Na opinião dela, muitas vezes é difícil conciliar todos os papéis vividos por uma mulher. “Vivemos numa sociedade que tem pressa em tudo, e onde as mulheres correm o dia inteiro para cumprir uma diversidade de tarefas. Trabalho, transporte, supermercado, casa, médico… Creio que a mulher tem muito a contribuir com as suas características inerentes, como a ternura, o carinho, os seus instintos, sem contar no esforço de criar um lar acolhedor”, observa.
Ao pensar no futuro, diz que tenta viver um dia de cada vez, “na esperança que Deus nos livre dessa pandemia terrível e nos ajude a lidar com seus efeitos. A pandemia trouxe muito desequilíbrio e incerteza. Portanto, tento focar nas possibilidades que se encontram ao meu alcance. Tenho certeza que teremos muito que aprender com essa época”.
Mulheres que inspiram
Uma grande inspiração para Susanne é sua mãe, que criou com esmero quatro filhos.
“Ela não teve uma vida fácil, pois renunciou de sua carreira para cuidar dos filhos e permitir trilhar caminhos por onde ela nunca foi. Sua maior preocupação foi que todos os filhos amassem a Deus e seguissem Seus caminhos. Também admiro as minhas avós. Minha avó paterna teve 12 filhos. Já minha avó materna possuía um gosto peculiar por dirigir (veículos, motos), além da aquisição dos gadgets tecnológicos da época (a primeira TV com controle remoto e o primeiro aparelho de fax eu vi com ela, por exemplo)”, lembra.
Além da família, Susanne se inspira em mulheres batalhadoras que não desistiram nunca. Como exemplo, cita Corie Ten Boon, que foi aprisionada na Segunda Guerra Mundial junto com sua família por esconder judeus em casa. Nos campos de concentração, perdeu grande parte dos parentes. Mesmo assim, não perdeu sua esperança e fé e usou isso para motivar outras mulheres a seguirem adiante. Tornou-se depois uma famosa palestrante, sendo seu maior momento quando perdoou o seu algoz.
Também admira a história de Erin Brockovich, pelo seu exemplo de força e determinação.

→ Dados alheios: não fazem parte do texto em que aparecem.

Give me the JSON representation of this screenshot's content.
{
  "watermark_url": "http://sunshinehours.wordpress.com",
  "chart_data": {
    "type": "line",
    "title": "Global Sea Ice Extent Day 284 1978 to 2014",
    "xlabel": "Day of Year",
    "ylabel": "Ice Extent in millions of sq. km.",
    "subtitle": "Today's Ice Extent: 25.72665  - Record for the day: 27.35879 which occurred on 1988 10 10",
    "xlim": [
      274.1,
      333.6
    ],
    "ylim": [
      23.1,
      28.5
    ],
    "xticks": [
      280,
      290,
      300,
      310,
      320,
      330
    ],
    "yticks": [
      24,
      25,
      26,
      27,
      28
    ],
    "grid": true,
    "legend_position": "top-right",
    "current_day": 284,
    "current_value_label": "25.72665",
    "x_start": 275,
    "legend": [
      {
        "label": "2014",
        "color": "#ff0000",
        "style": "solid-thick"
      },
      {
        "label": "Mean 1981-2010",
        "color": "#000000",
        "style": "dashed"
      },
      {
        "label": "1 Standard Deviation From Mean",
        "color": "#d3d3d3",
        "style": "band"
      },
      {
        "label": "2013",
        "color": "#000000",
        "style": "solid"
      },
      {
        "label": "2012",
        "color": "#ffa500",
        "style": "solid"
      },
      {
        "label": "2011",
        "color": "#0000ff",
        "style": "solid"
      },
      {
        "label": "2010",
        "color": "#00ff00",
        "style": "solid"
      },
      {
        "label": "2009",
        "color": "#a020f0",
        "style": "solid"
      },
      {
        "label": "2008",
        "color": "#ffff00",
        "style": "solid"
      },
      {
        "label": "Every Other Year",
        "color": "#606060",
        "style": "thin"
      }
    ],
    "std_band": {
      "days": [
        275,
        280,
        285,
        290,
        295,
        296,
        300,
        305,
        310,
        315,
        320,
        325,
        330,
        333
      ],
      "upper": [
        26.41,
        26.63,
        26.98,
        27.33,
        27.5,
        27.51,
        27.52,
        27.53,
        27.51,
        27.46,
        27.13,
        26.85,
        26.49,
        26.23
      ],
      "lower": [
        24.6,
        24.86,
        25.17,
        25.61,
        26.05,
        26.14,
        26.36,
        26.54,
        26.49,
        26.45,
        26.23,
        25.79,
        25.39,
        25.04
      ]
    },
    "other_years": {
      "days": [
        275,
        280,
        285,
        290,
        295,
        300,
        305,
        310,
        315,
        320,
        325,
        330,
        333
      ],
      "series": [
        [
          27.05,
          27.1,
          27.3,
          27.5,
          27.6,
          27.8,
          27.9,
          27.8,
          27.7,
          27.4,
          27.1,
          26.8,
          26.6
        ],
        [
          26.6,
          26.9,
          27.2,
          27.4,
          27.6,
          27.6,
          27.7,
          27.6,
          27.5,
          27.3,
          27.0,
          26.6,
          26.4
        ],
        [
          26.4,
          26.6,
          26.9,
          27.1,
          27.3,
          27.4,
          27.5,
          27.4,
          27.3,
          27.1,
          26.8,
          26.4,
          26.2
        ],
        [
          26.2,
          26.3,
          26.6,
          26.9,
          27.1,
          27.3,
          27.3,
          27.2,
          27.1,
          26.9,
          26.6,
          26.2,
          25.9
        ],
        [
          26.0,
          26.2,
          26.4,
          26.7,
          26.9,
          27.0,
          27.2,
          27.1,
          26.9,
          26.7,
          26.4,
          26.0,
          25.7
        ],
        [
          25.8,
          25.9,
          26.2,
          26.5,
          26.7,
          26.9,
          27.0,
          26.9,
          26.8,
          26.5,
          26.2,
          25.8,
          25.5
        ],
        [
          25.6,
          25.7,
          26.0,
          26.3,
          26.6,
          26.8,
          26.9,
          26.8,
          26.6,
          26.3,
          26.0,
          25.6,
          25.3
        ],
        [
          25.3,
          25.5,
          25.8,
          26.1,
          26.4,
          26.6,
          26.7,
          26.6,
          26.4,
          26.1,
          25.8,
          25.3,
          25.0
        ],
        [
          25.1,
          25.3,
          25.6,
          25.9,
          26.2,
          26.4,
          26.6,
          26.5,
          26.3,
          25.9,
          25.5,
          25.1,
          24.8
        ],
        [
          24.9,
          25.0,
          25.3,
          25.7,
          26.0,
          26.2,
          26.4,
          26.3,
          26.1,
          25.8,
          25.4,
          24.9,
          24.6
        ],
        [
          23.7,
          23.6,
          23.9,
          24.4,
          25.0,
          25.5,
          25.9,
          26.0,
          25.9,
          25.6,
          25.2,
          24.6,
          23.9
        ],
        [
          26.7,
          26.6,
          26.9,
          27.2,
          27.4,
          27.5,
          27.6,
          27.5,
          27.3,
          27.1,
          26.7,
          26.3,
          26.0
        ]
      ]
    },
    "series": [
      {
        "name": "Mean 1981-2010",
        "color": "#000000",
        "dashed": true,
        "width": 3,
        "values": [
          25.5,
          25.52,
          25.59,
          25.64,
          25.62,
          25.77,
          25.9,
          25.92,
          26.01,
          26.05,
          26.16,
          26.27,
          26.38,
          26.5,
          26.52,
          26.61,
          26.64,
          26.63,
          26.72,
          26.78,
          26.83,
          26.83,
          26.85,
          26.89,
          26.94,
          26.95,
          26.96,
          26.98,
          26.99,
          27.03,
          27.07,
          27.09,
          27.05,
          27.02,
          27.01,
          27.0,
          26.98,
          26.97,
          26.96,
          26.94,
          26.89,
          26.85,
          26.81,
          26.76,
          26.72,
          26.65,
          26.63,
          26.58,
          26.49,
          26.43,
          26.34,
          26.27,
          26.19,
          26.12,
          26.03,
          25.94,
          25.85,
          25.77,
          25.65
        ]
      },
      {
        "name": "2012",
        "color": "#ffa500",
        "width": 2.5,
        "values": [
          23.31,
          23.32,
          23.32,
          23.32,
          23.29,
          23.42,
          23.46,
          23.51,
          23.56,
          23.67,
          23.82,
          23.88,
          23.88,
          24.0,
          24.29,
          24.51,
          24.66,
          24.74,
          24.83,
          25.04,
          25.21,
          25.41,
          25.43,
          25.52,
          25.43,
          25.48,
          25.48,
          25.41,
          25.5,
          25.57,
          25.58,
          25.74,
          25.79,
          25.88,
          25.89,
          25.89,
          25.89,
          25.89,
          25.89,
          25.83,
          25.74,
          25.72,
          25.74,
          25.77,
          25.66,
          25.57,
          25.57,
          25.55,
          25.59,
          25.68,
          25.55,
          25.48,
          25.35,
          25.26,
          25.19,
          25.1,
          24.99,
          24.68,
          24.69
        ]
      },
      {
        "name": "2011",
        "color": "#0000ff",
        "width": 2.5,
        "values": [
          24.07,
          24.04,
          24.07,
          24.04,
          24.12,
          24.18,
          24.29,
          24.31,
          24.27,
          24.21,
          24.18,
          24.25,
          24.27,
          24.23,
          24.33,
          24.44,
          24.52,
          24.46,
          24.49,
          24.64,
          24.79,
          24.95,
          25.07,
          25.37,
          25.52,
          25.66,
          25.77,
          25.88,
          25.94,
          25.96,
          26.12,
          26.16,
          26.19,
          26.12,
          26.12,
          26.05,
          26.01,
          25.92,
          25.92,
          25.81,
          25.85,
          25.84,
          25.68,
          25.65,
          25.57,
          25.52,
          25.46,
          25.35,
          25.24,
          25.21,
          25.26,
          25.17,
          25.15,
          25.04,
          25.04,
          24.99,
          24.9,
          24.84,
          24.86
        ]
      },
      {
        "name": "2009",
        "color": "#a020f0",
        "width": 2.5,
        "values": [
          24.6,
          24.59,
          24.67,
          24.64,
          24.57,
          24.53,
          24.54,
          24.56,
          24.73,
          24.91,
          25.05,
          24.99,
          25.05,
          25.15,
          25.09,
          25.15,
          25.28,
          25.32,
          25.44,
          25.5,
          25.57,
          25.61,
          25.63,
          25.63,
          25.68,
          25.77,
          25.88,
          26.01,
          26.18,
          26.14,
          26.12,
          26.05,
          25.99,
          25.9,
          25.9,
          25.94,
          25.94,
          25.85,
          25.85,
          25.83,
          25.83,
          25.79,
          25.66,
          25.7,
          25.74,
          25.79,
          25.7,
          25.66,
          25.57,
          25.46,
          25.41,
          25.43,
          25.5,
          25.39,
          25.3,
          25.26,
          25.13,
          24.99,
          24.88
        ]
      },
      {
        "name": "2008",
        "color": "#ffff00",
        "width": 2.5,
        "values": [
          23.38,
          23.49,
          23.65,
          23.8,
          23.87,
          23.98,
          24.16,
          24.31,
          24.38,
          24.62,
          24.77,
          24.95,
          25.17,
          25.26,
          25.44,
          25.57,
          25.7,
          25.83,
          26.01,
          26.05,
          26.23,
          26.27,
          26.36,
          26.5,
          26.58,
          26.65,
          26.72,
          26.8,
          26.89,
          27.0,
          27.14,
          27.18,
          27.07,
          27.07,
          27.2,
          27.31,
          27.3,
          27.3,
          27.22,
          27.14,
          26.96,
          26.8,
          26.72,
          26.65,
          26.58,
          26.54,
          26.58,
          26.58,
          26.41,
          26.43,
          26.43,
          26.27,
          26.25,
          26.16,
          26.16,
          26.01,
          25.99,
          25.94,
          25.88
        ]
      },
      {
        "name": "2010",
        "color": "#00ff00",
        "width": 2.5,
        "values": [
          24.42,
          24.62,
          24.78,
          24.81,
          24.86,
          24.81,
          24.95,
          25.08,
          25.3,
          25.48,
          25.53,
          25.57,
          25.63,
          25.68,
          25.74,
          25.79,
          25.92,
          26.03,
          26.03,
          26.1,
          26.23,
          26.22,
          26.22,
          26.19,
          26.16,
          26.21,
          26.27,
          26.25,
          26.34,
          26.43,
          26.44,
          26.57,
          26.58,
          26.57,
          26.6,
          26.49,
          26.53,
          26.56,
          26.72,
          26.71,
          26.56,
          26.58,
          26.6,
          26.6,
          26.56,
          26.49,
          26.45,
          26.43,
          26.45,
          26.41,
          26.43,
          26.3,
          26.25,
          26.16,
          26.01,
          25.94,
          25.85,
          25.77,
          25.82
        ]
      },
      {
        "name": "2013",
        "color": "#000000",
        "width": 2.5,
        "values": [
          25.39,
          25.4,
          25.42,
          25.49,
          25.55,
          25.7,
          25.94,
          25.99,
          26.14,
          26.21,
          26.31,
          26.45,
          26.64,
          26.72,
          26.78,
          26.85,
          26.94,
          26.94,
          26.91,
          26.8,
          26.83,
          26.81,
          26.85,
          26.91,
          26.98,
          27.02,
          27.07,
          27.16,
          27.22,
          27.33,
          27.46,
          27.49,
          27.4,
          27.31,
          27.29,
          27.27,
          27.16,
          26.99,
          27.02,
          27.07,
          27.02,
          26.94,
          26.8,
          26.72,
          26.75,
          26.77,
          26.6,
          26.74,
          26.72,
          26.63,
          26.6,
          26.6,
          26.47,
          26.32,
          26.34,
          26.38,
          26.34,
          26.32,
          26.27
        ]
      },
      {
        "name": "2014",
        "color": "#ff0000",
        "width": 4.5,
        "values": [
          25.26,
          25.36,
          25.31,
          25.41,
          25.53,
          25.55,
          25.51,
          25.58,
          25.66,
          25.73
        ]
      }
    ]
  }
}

Por fim, menciona como fonte de inspiração a chanceler da Alemanha, Angela Merkel, “uma líder exemplar, que sem nenhum alarde ou grandes ostentações, cumpre seu papel com dedicação”.
Vulnerabilidade
Quanto à situação de vulnerabilidade da mulher, a advogada mostra-se preocupada, sobretudo com as meninas que engravidam ainda adolescentes, as mães que precisam educar seus filhos sozinhas e as mulheres vítimas de abuso.
“Tenho a impressão que vivemos um aspecto bastante cultural, um círculo vicioso que vem se repetindo. Penso que o melhor caminho seja a educação, na qualificação e na busca de melhores oportunidades profissionais. Penso também que o Estado deve olhar com carinho para essas mães e fornecer auxílio, até financeiro, visando reduzir a vulnerabilidade”, afirma.
Mensagem para as mulheres
Para concluir, Susanne deixa uma mensagem para as mulheres:
“Toda mulher importa! Toda mulher é especial! Temos uma grande função em buscar uma sociedade melhor e mais inclusiva. Não vejo que nossa meta seja concorrer com o mundo masculino, mas de trabalharmos em cooperação por um mundo melhor. Que não deixemos nunca de sorrir, mesmo quando o futuro não é promissor. Que não desanimemos de lutar por quem e aquilo que amamos. Que saibamos também renunciar para cuidar de outros. Que saibamos perdoar, quando preciso. Que não sejamos reféns de traumas e pessoas abusivas. Que sejamos sábias em aceitar o que não podemos mudar e mudar o que efetivamente está ao nosso alcance. Que nunca deixemos um coração para o próximo e suas necessidades. Que tenhamos paciência e perseverança em construir, sem alarde, um mundo melhor, pelo menos aos que nos cercam”.